In clarifying a clinician’s approach to an individual patient right now, how does all of this help at the moment?

The drugs which are currently tested are not approved yet for melanoma, for N-RAS mutated melanoma. But certainly this would be a good offer to include patients to a clinical trial and if the drugs are approved to use these drugs. But there is huge competition and the competition on the table is very clear, it’s the PD1 antibodies which work independently of any mutations. So it’s also a drug which could be considered for patients with N-RAS mutations.

But you’re using MEK inhibitors but this is not synonymous, though, with N-RAS mutation targeting, is it?

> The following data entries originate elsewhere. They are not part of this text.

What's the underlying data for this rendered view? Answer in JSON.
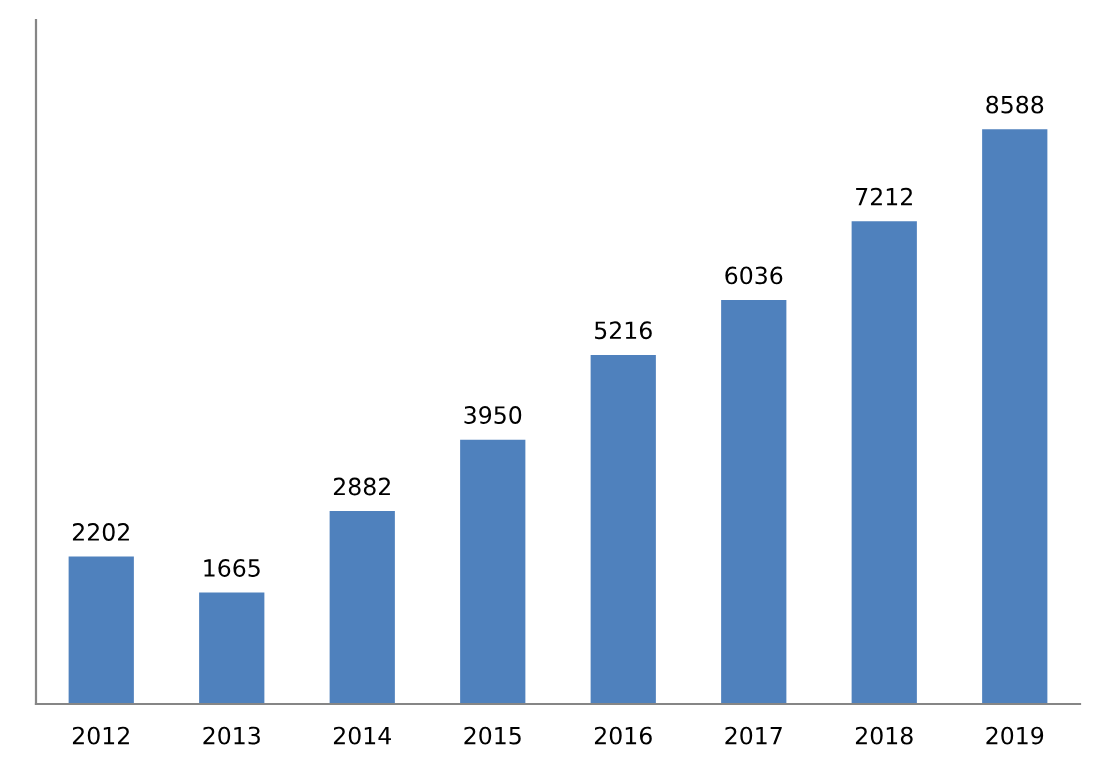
{
  "chart_data": {
    "type": "bar",
    "categories": [
      "2012",
      "2013",
      "2014",
      "2015",
      "2016",
      "2017",
      "2018",
      "2019"
    ],
    "values": [
      2202,
      1665,
      2882,
      3950,
      5216,
      6036,
      7212,
      8588
    ],
    "color": "#4f81bd",
    "data_labels": true,
    "grid": false,
    "legend": false
  }
}
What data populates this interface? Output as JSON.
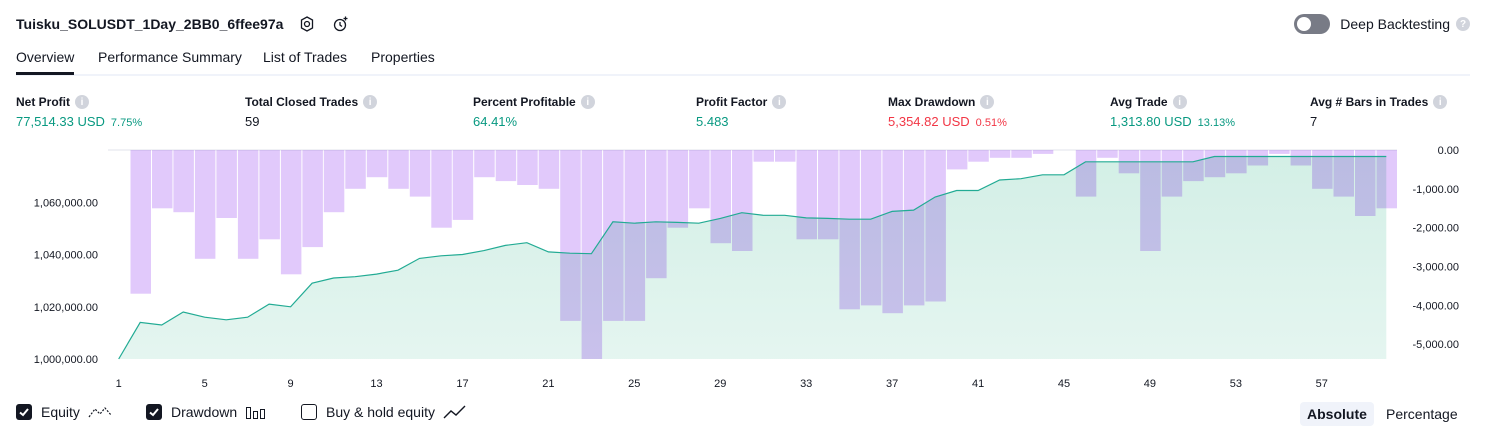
{
  "header": {
    "title": "Tuisku_SOLUSDT_1Day_2BB0_6ffee97a",
    "icons": [
      "settings-icon",
      "add-alert-icon"
    ]
  },
  "deep_backtesting": {
    "label": "Deep Backtesting",
    "enabled": false,
    "help": "?"
  },
  "tabs": [
    {
      "label": "Overview",
      "active": true
    },
    {
      "label": "Performance Summary",
      "active": false
    },
    {
      "label": "List of Trades",
      "active": false
    },
    {
      "label": "Properties",
      "active": false
    }
  ],
  "metrics": [
    {
      "label": "Net Profit",
      "value": "77,514.33 USD",
      "pct": "7.75%",
      "tone": "pos"
    },
    {
      "label": "Total Closed Trades",
      "value": "59",
      "pct": "",
      "tone": "neutral"
    },
    {
      "label": "Percent Profitable",
      "value": "64.41%",
      "pct": "",
      "tone": "pos"
    },
    {
      "label": "Profit Factor",
      "value": "5.483",
      "pct": "",
      "tone": "pos"
    },
    {
      "label": "Max Drawdown",
      "value": "5,354.82 USD",
      "pct": "0.51%",
      "tone": "neg"
    },
    {
      "label": "Avg Trade",
      "value": "1,313.80 USD",
      "pct": "13.13%",
      "tone": "pos"
    },
    {
      "label": "Avg # Bars in Trades",
      "value": "7",
      "pct": "",
      "tone": "neutral"
    }
  ],
  "info_glyph": "i",
  "colors": {
    "equity_line": "#22ab94",
    "equity_fill": "#d3efe6",
    "drawdown_bar": "#e1c9fb",
    "overlap_bar": "#b7b8e8",
    "positive": "#089981",
    "negative": "#f23645"
  },
  "chart_data": {
    "type": "area",
    "x": [
      1,
      2,
      3,
      4,
      5,
      6,
      7,
      8,
      9,
      10,
      11,
      12,
      13,
      14,
      15,
      16,
      17,
      18,
      19,
      20,
      21,
      22,
      23,
      24,
      25,
      26,
      27,
      28,
      29,
      30,
      31,
      32,
      33,
      34,
      35,
      36,
      37,
      38,
      39,
      40,
      41,
      42,
      43,
      44,
      45,
      46,
      47,
      48,
      49,
      50,
      51,
      52,
      53,
      54,
      55,
      56,
      57,
      58,
      59,
      60
    ],
    "x_ticks": [
      "1",
      "5",
      "9",
      "13",
      "17",
      "21",
      "25",
      "29",
      "33",
      "37",
      "41",
      "45",
      "49",
      "53",
      "57"
    ],
    "x_tick_values": [
      1,
      5,
      9,
      13,
      17,
      21,
      25,
      29,
      33,
      37,
      41,
      45,
      49,
      53,
      57
    ],
    "series": [
      {
        "name": "Equity",
        "axis": "left",
        "values": [
          1000000,
          1014000,
          1013000,
          1018000,
          1016000,
          1015000,
          1016000,
          1021000,
          1020000,
          1029000,
          1031000,
          1031500,
          1032500,
          1034000,
          1038500,
          1039500,
          1040000,
          1041500,
          1043500,
          1044500,
          1041000,
          1040500,
          1040300,
          1052500,
          1052000,
          1052500,
          1052300,
          1052000,
          1053800,
          1056000,
          1055000,
          1055000,
          1054000,
          1053800,
          1053500,
          1053500,
          1056500,
          1057000,
          1062000,
          1064500,
          1064500,
          1068500,
          1069000,
          1070500,
          1070500,
          1075500,
          1075500,
          1075500,
          1075500,
          1075500,
          1075500,
          1077500,
          1077500,
          1077500,
          1077500,
          1077500,
          1077500,
          1077500,
          1077500,
          1077500
        ]
      },
      {
        "name": "Drawdown",
        "axis": "right",
        "values": [
          0,
          -3700,
          -1500,
          -1600,
          -2800,
          -1750,
          -2800,
          -2300,
          -3200,
          -2500,
          -1600,
          -1000,
          -700,
          -1000,
          -1200,
          -2000,
          -1800,
          -700,
          -800,
          -900,
          -1000,
          -4400,
          -5380,
          -4400,
          -4400,
          -3300,
          -2000,
          -1500,
          -2400,
          -2600,
          -300,
          -300,
          -2300,
          -2300,
          -4100,
          -4000,
          -4200,
          -4000,
          -3900,
          -500,
          -300,
          -200,
          -200,
          -100,
          0,
          -1200,
          -200,
          -600,
          -2600,
          -1200,
          -800,
          -700,
          -600,
          -400,
          -100,
          -400,
          -1000,
          -1200,
          -1700,
          -1500
        ],
        "bar_colors_legend": "purple = drawdown, violet = drawdown overlapping equity area"
      }
    ],
    "ylim_left": [
      1000000,
      1080000
    ],
    "y_ticks_left": [
      "1,000,000.00",
      "1,020,000.00",
      "1,040,000.00",
      "1,060,000.00"
    ],
    "y_tick_values_left": [
      1000000,
      1020000,
      1040000,
      1060000
    ],
    "ylim_right": [
      -5380,
      0
    ],
    "y_ticks_right": [
      "0.00",
      "-1,000.00",
      "-2,000.00",
      "-3,000.00",
      "-4,000.00",
      "-5,000.00"
    ],
    "y_tick_values_right": [
      0,
      -1000,
      -2000,
      -3000,
      -4000,
      -5000
    ],
    "legend_placement": "bottom-left"
  },
  "legend": [
    {
      "label": "Equity",
      "checked": true,
      "icon": "equity-line-icon"
    },
    {
      "label": "Drawdown",
      "checked": true,
      "icon": "drawdown-bars-icon"
    },
    {
      "label": "Buy & hold equity",
      "checked": false,
      "icon": "buy-hold-line-icon"
    }
  ],
  "mode": {
    "absolute": "Absolute",
    "percentage": "Percentage",
    "selected": "absolute"
  }
}
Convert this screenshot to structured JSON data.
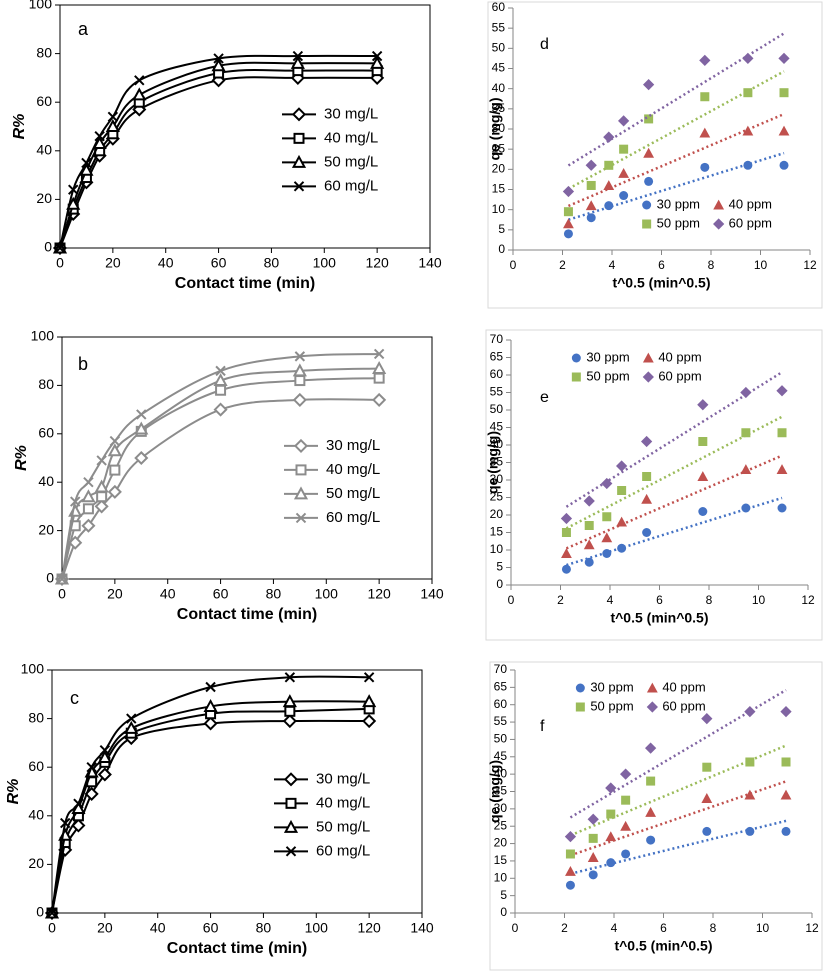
{
  "chart_data": [
    {
      "type": "line",
      "annotation": "a",
      "xlabel": "Contact time (min)",
      "ylabel": "R%",
      "color": "#000000",
      "x": [
        0,
        5,
        10,
        15,
        20,
        30,
        60,
        90,
        120
      ],
      "xlim": [
        0,
        140
      ],
      "xticks": [
        0,
        20,
        40,
        60,
        80,
        100,
        120,
        140
      ],
      "ylim": [
        0,
        100
      ],
      "yticks": [
        0,
        20,
        40,
        60,
        80,
        100
      ],
      "legend": "right",
      "series": [
        {
          "name": "30 mg/L",
          "marker": "diamond",
          "values": [
            0,
            14,
            27,
            38,
            45,
            57,
            69,
            70,
            70
          ]
        },
        {
          "name": "40 mg/L",
          "marker": "square",
          "values": [
            0,
            16,
            29,
            40,
            47,
            60,
            72,
            73,
            73
          ]
        },
        {
          "name": "50 mg/L",
          "marker": "triangle",
          "values": [
            0,
            18,
            32,
            43,
            50,
            63,
            75,
            76,
            76
          ]
        },
        {
          "name": "60 mg/L",
          "marker": "x",
          "values": [
            0,
            24,
            35,
            46,
            54,
            69,
            78,
            79,
            79
          ]
        }
      ]
    },
    {
      "type": "line",
      "annotation": "b",
      "xlabel": "Contact time  (min)",
      "ylabel": "R%",
      "color": "#8c8c8c",
      "x": [
        0,
        5,
        10,
        15,
        20,
        30,
        60,
        90,
        120
      ],
      "xlim": [
        0,
        140
      ],
      "xticks": [
        0,
        20,
        40,
        60,
        80,
        100,
        120,
        140
      ],
      "ylim": [
        0,
        100
      ],
      "yticks": [
        0,
        20,
        40,
        60,
        80,
        100
      ],
      "legend": "right",
      "series": [
        {
          "name": "30 mg/L",
          "marker": "diamond",
          "values": [
            0,
            15,
            22,
            30,
            36,
            50,
            70,
            74,
            74
          ]
        },
        {
          "name": "40 mg/L",
          "marker": "square",
          "values": [
            0,
            22,
            29,
            34,
            45,
            61,
            78,
            82,
            83
          ]
        },
        {
          "name": "50 mg/L",
          "marker": "triangle",
          "values": [
            0,
            28,
            34,
            38,
            53,
            62,
            82,
            86,
            87
          ]
        },
        {
          "name": "60 mg/L",
          "marker": "x",
          "values": [
            0,
            32,
            40,
            49,
            57,
            68,
            86,
            92,
            93
          ]
        }
      ]
    },
    {
      "type": "line",
      "annotation": "c",
      "xlabel": "Contact time (min)",
      "ylabel": "R%",
      "color": "#000000",
      "x": [
        0,
        5,
        10,
        15,
        20,
        30,
        60,
        90,
        120
      ],
      "xlim": [
        0,
        140
      ],
      "xticks": [
        0,
        20,
        40,
        60,
        80,
        100,
        120,
        140
      ],
      "ylim": [
        0,
        100
      ],
      "yticks": [
        0,
        20,
        40,
        60,
        80,
        100
      ],
      "legend": "right",
      "series": [
        {
          "name": "30 mg/L",
          "marker": "diamond",
          "values": [
            0,
            26,
            36,
            49,
            57,
            72,
            78,
            79,
            79
          ]
        },
        {
          "name": "40 mg/L",
          "marker": "square",
          "values": [
            0,
            29,
            40,
            54,
            62,
            74,
            82,
            83,
            84
          ]
        },
        {
          "name": "50 mg/L",
          "marker": "triangle",
          "values": [
            0,
            32,
            43,
            58,
            64,
            76,
            85,
            87,
            87
          ]
        },
        {
          "name": "60 mg/L",
          "marker": "x",
          "values": [
            0,
            37,
            45,
            60,
            67,
            80,
            93,
            97,
            97
          ]
        }
      ]
    },
    {
      "type": "scatter",
      "annotation": "d",
      "xlabel": "t^0.5 (min^0.5)",
      "ylabel": "qe (mg/g)",
      "trendline": "linear",
      "x": [
        2.24,
        3.16,
        3.87,
        4.47,
        5.48,
        7.75,
        9.49,
        10.95
      ],
      "xlim": [
        0,
        12
      ],
      "xticks": [
        0,
        2,
        4,
        6,
        8,
        10,
        12
      ],
      "ylim": [
        0,
        60
      ],
      "yticks": [
        0,
        5,
        10,
        15,
        20,
        25,
        30,
        35,
        40,
        45,
        50,
        55,
        60
      ],
      "legend": "lower right",
      "series": [
        {
          "name": "30 ppm",
          "color": "#4472c4",
          "marker": "circle",
          "values": [
            4,
            8,
            11,
            13.5,
            17,
            20.5,
            21,
            21
          ]
        },
        {
          "name": "40 ppm",
          "color": "#c0504d",
          "marker": "triangle",
          "values": [
            6.5,
            11,
            16,
            19,
            24,
            29,
            29.5,
            29.5
          ]
        },
        {
          "name": "50 ppm",
          "color": "#9bbb59",
          "marker": "square",
          "values": [
            9.5,
            16,
            21,
            25,
            32.5,
            38,
            39,
            39
          ]
        },
        {
          "name": "60 ppm",
          "color": "#8064a2",
          "marker": "diamond",
          "values": [
            14.5,
            21,
            28,
            32,
            41,
            47,
            47.5,
            47.5
          ]
        }
      ]
    },
    {
      "type": "scatter",
      "annotation": "e",
      "xlabel": "t^0.5 (min^0.5)",
      "ylabel": "qe (mg/g)",
      "trendline": "linear",
      "x": [
        2.24,
        3.16,
        3.87,
        4.47,
        5.48,
        7.75,
        9.49,
        10.95
      ],
      "xlim": [
        0,
        12
      ],
      "xticks": [
        0,
        2,
        4,
        6,
        8,
        10,
        12
      ],
      "ylim": [
        0,
        70
      ],
      "yticks": [
        0,
        5,
        10,
        15,
        20,
        25,
        30,
        35,
        40,
        45,
        50,
        55,
        60,
        65,
        70
      ],
      "legend": "upper left",
      "series": [
        {
          "name": "30 ppm",
          "color": "#4472c4",
          "marker": "circle",
          "values": [
            4.5,
            6.5,
            9,
            10.5,
            15,
            21,
            22,
            22
          ]
        },
        {
          "name": "40 ppm",
          "color": "#c0504d",
          "marker": "triangle",
          "values": [
            9,
            11.5,
            13.5,
            18,
            24.5,
            31,
            33,
            33
          ]
        },
        {
          "name": "50 ppm",
          "color": "#9bbb59",
          "marker": "square",
          "values": [
            15,
            17,
            19.5,
            27,
            31,
            41,
            43.5,
            43.5
          ]
        },
        {
          "name": "60 ppm",
          "color": "#8064a2",
          "marker": "diamond",
          "values": [
            19,
            24,
            29,
            34,
            41,
            51.5,
            55,
            55.5
          ]
        }
      ]
    },
    {
      "type": "scatter",
      "annotation": "f",
      "xlabel": "t^0.5 (min^0.5)",
      "ylabel": "qe (mg/g)",
      "trendline": "linear",
      "x": [
        2.24,
        3.16,
        3.87,
        4.47,
        5.48,
        7.75,
        9.49,
        10.95
      ],
      "xlim": [
        0,
        12
      ],
      "xticks": [
        0,
        2,
        4,
        6,
        8,
        10,
        12
      ],
      "ylim": [
        0,
        70
      ],
      "yticks": [
        0,
        5,
        10,
        15,
        20,
        25,
        30,
        35,
        40,
        45,
        50,
        55,
        60,
        65,
        70
      ],
      "legend": "upper left",
      "series": [
        {
          "name": "30 ppm",
          "color": "#4472c4",
          "marker": "circle",
          "values": [
            8,
            11,
            14.5,
            17,
            21,
            23.5,
            23.5,
            23.5
          ]
        },
        {
          "name": "40 ppm",
          "color": "#c0504d",
          "marker": "triangle",
          "values": [
            12,
            16,
            22,
            25,
            29,
            33,
            34,
            34
          ]
        },
        {
          "name": "50 ppm",
          "color": "#9bbb59",
          "marker": "square",
          "values": [
            17,
            21.5,
            28.5,
            32.5,
            38,
            42,
            43.5,
            43.5
          ]
        },
        {
          "name": "60 ppm",
          "color": "#8064a2",
          "marker": "diamond",
          "values": [
            22,
            27,
            36,
            40,
            47.5,
            56,
            58,
            58
          ]
        }
      ]
    }
  ]
}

It’s interesting because for binimetinib, the MEK inhibitor, there was a clinical trial performed and this clinical trial showed that there is effectiveness in patients with BRAF and the rate was in the range of 25% response rate but also with N-RAS, the same response rate in the range of 25%. So it was a randomised phase II trial treating patients with N-RAS and those with BRAF mutations and this was the first sign that BRAF inhibitors can be used for both diseases.

So can you pull all of this together, if you’re doing targeted therapy, if you’re using targeted therapies you look for the RAF mutation, you look for the N-RAS mutation and you decide on a mix of different inhibitors. How do you go about it potentially in the future?

The dilemma is that the only MEK inhibitor which is currently proved in Europe is the MEK inhibitor which is combined with BRAF inhibition. This trametinib MEK inhibitor has never been tested in N-RAS mutated patients so we simply have no data and I wouldn’t go ahead in using it in patients when I don’t have data on it.

But some of the other agents might in the future give you that important data?

Absolutely. This is what we are expecting.